Molecular Structure of Human Hair


Hair is one of the most distinctive features of mammals. It is a filamentous biomaterial, mainly consisting of proteins, primarily keratin, and structural lipids. It is composed of several layers, including the cortex and the medulla, and it forms in follicles in the dermis (the layer of skin).

The coiled-coil phase of keratin molecules plays an important role in the organisation of the hair fibre mass. In the cortex, the coiled-coil phase organizes keratin intermediate filaments which are then further shaped into larger fibres. These are surrounded by the cuticle, a dead cell layer. These layers are bound together by a membrane complex.

We investigated the molecular structure of human scalp hair from 12 healthy individuals using X-ray diffraction. Two-dimensional data were collected in the q and qz ranges, covering a range of length scales from about 3-90 A. We observed a number of signals related to the coiled-coil keratin phase, formation of intermediate filaments in the cortex, and lipid molecules in the cell membrane complex. These general features were observable in all specimens, regardless of gender and optical appearance, within the resolution of this experiment.

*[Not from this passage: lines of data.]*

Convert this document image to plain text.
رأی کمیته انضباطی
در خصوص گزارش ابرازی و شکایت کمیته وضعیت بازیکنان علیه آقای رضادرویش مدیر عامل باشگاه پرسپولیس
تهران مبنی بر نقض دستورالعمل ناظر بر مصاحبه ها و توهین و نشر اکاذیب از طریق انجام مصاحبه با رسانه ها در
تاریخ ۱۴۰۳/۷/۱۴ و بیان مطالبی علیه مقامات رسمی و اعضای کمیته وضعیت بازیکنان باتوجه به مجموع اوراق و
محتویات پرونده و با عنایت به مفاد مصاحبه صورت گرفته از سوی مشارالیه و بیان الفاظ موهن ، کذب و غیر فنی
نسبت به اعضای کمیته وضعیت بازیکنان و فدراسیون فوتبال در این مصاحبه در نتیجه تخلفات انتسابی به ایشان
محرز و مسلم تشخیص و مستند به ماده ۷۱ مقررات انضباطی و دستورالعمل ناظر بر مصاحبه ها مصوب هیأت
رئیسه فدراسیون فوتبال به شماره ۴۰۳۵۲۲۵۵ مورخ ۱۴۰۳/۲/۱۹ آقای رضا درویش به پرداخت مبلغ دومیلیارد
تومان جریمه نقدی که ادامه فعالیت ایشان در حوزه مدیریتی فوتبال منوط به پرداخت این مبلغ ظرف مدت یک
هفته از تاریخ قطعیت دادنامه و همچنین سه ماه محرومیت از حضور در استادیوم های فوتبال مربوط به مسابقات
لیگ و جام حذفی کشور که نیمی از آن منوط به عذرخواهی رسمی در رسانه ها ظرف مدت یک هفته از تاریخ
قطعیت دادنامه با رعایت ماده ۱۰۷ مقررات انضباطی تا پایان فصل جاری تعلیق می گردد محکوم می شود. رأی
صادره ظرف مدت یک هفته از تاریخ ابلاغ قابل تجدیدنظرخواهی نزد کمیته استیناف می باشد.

This X-ray experiment was conducted on an ultra-fast X-ray system in the laboratory at RWTH Aachen University, Germany. The X-rays were oriented with the long axis of the hair strands parallel to the vertical z-axis, in order to study the coiled-coil keratin signal and the corresponding intermediate filaments in a very fast time frame. The X-ray data are shown in Figure 1.

In this experiment, the scattering intensity of the coiled-coil keratin phases and the corresponding lipid molecules in the cortex and the cell membrane complex was determined with the help of an X-ray powder detector, which is operated with a beam voltage of about 50 kV. The diffraction signals were analyzed with the software PICCAD, and the scattering features were assigned to the corresponding signal assignment in the figure.

The X-ray data are characterized by the ring-like scattering at q values of about 0.1 A-1 and broad ring-like scattering at qz values of about 1.5 A-1, which reflect the order in the lipid mono- and bilayers in the cell membrane complex. This feature is a direct result of the structure of lipids, which have a lamellar periodicity of about 45 A and are arranged in rings at spacings of about 4.3 A.